Le dieu a crié au loin; il apparaît d'abord comme une mouche, puis il grossit, roule comme un serpent, s'avance comme la flèche. L'homme alors se pose de biais au pied du poteau qui porte la foudre, il étend le bras droit devant l'être terrible qui passe rapide comme Vayu, avec un bruit de tonnerre. Le rite est accompli. Grâce à ce geste fatidique, tout un peuple, que le dieu portait dans ses flancs, a traversé l'espace, et c'est ce simple adorateur qui l'a lancé vers les régions inconnues.
Voilà bien un des exemples de ce que peut la créature la plus infime! Quelle impression doit ressentir cet homme au moment où il mesure sa puissance, où il sent peser sur sa tête la responsabilité de tout un Olympe!
Sa femme, accroupie dans sa cahute à chèvre, ne voit pas sans effroi ces scènes pleines d'épouvante, et ses enfants, trop jeunes encore, cherchent à comprendre le sens de toutes ces choses étranges.

 

Tanjour
p101 - Sur la place, une foule attend et regarde les soldats, les bayadères, les éléphants, les grands dignitaires qui viennent au-devant du souverain. L'occasion est solennelle, car le rajah est allé à Dehli proclamer, avec tous les rajahs de la péninsule, la reine d'Angleterre impératrice des Indes.

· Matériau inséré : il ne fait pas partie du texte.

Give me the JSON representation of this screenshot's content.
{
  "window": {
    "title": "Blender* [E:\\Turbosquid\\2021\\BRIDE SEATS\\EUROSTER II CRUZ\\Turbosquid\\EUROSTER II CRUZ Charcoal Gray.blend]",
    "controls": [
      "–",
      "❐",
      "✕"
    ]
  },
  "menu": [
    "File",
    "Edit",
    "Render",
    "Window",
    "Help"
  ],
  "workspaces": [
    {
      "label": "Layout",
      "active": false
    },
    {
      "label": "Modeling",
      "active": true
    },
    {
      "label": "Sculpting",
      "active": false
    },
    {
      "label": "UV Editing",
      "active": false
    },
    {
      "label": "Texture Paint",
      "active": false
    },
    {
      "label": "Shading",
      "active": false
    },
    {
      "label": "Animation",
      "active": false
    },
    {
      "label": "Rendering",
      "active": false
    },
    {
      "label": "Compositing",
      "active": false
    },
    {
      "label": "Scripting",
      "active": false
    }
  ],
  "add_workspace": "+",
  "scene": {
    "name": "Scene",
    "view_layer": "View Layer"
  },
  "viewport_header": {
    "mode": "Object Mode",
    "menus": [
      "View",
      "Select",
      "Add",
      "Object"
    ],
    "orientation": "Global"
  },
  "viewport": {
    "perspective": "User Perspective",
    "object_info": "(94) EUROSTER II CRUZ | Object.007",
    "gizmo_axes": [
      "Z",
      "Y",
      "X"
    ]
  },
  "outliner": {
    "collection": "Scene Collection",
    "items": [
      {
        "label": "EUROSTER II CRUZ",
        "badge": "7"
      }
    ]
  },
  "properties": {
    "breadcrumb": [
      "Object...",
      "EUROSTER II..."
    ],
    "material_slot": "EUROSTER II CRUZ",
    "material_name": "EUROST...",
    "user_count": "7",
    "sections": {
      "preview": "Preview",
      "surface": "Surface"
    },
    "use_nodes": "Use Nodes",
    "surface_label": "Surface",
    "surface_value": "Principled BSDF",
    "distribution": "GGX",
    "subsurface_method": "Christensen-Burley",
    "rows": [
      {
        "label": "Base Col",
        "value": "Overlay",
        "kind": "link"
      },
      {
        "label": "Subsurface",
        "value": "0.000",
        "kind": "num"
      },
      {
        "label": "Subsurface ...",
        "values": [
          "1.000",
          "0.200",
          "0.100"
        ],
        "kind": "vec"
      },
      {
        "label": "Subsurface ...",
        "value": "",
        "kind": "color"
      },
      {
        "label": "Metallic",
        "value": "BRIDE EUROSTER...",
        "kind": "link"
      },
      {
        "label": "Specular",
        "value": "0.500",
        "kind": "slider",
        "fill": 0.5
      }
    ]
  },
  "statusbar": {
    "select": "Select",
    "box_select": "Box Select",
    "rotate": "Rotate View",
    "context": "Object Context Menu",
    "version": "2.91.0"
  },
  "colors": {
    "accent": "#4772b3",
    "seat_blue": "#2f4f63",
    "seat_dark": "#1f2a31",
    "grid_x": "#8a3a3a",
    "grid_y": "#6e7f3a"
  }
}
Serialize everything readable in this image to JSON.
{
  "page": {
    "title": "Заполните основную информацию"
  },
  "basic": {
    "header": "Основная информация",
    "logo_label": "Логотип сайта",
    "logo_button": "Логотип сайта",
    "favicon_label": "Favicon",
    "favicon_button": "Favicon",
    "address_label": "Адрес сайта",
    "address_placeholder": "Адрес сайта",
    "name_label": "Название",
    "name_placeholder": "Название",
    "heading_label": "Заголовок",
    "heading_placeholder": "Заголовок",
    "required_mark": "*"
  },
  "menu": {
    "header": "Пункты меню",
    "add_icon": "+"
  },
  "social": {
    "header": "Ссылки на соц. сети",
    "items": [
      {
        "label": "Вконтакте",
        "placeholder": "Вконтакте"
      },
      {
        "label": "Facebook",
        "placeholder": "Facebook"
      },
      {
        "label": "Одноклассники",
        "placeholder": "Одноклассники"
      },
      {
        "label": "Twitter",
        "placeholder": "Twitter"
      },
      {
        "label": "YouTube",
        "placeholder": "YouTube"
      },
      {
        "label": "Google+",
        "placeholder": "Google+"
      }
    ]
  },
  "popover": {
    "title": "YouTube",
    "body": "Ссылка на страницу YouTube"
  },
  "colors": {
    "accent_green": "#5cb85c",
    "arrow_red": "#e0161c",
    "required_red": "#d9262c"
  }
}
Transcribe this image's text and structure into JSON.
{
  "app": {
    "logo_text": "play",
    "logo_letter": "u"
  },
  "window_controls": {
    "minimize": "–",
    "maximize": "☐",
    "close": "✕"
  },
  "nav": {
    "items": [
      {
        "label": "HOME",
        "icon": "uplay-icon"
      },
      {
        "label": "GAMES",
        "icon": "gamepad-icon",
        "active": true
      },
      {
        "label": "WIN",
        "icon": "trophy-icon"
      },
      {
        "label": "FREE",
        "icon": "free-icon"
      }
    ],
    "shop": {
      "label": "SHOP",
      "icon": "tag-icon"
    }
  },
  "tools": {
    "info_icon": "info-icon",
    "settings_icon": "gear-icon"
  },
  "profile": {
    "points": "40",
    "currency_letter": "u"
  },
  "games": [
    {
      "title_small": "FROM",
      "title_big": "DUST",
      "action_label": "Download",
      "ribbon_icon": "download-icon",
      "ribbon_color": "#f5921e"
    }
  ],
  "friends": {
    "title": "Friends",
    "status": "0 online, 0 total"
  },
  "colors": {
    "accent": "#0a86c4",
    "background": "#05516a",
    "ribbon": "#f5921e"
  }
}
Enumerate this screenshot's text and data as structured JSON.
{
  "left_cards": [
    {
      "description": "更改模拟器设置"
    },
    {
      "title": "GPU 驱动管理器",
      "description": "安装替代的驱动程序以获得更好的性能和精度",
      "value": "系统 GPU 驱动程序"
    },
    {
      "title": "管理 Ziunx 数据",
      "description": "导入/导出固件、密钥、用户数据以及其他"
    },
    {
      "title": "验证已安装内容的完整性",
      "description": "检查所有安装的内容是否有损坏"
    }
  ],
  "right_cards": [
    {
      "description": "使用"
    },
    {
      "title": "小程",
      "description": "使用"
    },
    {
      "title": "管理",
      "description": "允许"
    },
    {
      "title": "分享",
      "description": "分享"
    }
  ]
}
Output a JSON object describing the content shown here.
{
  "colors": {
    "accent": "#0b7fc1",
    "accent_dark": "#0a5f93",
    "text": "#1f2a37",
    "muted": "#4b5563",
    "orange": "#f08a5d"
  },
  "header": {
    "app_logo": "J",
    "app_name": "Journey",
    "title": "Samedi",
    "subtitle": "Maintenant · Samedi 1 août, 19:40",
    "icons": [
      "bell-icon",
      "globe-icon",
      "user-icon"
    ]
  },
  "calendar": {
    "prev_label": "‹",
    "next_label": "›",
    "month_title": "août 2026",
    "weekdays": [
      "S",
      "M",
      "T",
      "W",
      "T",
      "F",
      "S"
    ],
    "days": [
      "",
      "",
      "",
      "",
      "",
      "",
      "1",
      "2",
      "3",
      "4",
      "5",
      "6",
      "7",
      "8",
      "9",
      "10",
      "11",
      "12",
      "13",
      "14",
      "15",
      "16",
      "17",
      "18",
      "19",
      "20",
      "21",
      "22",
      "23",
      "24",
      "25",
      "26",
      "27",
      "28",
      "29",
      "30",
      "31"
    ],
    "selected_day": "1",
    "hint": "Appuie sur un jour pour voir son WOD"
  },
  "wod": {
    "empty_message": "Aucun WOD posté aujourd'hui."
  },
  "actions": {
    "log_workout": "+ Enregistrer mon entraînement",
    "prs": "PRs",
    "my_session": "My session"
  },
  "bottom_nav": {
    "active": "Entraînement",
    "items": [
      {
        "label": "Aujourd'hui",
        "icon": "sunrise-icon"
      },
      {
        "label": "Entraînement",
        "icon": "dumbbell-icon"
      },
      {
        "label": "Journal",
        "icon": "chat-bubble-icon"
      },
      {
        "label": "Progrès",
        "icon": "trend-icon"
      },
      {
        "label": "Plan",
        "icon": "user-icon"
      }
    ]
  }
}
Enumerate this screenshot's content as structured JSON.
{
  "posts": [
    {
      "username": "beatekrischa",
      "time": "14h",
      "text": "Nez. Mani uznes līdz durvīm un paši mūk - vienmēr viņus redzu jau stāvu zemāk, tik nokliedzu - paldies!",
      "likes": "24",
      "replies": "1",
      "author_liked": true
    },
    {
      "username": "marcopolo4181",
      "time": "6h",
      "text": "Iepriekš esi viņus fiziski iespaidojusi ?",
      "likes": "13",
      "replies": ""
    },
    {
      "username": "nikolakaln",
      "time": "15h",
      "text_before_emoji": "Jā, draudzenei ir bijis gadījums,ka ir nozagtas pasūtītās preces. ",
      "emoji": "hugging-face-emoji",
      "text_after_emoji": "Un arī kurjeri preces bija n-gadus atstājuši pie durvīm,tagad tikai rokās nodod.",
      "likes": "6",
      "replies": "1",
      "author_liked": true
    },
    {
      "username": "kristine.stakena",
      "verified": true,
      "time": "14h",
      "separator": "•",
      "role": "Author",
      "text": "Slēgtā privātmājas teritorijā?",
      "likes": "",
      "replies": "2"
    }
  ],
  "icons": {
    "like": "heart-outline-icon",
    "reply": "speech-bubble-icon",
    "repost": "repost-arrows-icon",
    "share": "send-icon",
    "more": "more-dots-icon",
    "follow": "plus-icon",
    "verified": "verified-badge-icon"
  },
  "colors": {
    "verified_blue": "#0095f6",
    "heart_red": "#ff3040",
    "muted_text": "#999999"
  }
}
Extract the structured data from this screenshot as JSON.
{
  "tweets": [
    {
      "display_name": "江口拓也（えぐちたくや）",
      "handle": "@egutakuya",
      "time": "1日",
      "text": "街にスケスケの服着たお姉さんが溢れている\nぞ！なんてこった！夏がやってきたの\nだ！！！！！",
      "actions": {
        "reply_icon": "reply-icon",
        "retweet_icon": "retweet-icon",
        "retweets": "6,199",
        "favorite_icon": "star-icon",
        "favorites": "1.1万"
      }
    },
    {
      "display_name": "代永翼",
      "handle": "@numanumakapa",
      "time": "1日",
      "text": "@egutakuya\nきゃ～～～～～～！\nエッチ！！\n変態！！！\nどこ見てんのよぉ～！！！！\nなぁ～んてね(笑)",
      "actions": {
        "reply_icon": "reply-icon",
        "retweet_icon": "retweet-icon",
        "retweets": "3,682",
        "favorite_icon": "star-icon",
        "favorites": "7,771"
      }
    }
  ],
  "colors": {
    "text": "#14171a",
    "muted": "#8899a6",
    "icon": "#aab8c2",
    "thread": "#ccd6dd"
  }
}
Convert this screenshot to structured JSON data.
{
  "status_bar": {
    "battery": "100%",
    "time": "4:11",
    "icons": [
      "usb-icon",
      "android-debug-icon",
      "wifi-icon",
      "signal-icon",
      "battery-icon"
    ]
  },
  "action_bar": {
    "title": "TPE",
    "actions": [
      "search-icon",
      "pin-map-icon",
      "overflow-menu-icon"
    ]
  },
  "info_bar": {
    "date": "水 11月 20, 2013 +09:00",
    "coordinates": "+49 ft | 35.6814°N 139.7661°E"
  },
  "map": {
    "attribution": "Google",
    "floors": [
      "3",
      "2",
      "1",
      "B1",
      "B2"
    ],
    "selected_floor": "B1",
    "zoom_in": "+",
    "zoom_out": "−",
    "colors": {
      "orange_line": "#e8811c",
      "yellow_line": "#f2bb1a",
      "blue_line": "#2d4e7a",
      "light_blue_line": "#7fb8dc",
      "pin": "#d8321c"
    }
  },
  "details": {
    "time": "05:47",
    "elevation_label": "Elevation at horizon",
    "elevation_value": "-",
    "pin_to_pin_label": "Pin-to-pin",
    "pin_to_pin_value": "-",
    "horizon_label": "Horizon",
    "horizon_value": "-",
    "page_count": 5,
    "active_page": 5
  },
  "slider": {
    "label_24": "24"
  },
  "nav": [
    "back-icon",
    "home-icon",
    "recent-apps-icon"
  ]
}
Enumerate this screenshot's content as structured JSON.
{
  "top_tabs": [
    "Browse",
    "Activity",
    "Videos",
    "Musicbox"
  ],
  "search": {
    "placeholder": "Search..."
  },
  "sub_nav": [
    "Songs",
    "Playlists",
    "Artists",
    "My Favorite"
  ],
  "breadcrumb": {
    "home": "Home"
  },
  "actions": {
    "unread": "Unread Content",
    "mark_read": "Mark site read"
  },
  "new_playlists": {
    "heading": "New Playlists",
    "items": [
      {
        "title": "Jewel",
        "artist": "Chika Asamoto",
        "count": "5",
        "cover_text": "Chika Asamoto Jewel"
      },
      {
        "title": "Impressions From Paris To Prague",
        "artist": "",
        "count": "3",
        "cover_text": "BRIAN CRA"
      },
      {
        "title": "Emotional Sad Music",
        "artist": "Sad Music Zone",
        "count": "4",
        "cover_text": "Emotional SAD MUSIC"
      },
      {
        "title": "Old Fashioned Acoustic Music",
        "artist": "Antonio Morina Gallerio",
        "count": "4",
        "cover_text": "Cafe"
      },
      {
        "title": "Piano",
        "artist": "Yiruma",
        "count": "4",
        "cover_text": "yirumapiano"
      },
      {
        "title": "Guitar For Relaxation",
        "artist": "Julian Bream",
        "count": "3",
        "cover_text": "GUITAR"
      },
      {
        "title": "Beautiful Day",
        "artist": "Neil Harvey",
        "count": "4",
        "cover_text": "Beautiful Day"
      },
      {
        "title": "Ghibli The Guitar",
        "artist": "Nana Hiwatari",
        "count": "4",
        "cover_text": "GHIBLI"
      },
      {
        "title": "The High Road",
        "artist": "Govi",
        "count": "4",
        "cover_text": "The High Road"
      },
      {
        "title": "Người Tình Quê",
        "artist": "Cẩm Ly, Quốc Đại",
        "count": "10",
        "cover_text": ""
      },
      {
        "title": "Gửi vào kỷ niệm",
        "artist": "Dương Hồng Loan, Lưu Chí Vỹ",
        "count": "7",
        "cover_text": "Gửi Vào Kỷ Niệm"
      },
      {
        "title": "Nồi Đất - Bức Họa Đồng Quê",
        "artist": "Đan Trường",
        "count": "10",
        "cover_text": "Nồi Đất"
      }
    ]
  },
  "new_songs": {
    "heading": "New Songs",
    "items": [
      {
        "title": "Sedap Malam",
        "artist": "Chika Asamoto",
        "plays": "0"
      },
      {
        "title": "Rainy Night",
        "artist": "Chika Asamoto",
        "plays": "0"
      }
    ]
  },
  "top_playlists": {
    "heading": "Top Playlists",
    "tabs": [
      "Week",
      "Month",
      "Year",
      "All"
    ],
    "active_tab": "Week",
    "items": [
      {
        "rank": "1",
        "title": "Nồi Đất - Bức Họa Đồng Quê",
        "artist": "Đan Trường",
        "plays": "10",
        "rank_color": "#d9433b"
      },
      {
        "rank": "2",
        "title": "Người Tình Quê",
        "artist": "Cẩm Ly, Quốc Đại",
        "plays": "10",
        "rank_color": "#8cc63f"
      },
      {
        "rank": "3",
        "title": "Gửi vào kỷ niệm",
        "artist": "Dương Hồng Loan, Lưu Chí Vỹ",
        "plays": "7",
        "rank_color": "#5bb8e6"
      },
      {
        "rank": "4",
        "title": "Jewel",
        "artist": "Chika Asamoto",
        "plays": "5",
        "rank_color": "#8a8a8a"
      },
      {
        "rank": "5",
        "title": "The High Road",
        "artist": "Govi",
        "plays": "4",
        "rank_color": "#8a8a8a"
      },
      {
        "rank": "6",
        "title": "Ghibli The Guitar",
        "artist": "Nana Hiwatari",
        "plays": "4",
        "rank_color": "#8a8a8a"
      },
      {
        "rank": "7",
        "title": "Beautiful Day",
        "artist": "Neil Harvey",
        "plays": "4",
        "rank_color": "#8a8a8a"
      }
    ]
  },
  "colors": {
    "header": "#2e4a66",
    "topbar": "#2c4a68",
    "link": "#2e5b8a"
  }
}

Les grands dignitaires sont vêtus de blanc et ont des turbans très artistement agencés. Les éléphants portent sur leur dos des espèces de reliquaires; on a peint leurs trompes en rouge rayé d'or et leurs oreilles en bleu. Les bayadères sont correctes et ont la beauté froide qui les caractérise.

Quant à l'armée, représentée, je suppose, par un simple échantillon, elle est des plus cocasses. Les soldats sont vêtus de la défroque de l'armée anglaise; les costumes, variés de forme et de couleurs, remontent à toutes les époques; on pourrait trouver là des témoins de toutes les guerres des Indes. Je ne sais si les sabres, les briquets, les coupe-choux et les épées peuvent sortir de leurs fourreaux, mais les fusils sont en bois, entièrement en bois, ce qui est prudent par la chaleur qu'il fait; un trou qui simule la bouche du canon est orné d'un plumet. Les officiers ont pour coiffure des turbans ou des bonnets en papier doré; les soldats ont des shakos de jonc tressé recouverts de toile cirée, et les musiciens, car il y a une fanfare, portent un casque antique de dragon Louis XV.

Le lecteur va me faire observer que j'oublie l'important. Lorsqu'on décrit l'armée d'une nation, il faut étudier avec soin comment elle est chaussée. Les soldats du rajah de Tan jour portent-ils le brodequin, la botte, le soulier découvert? Ont-ils la guêtre dans le pantalon ou le pantalon dans la guêtre ? La guêtre, elle-même, est-elle lacée ou, ce qui est le plus intéressant, a-t-elle des boutons?... L'intendance de Tanjour me paraît avoir résolu cette grave question de la manière la plus heureuse et la plus économique : les soldats du rajah marchent nu-pieds.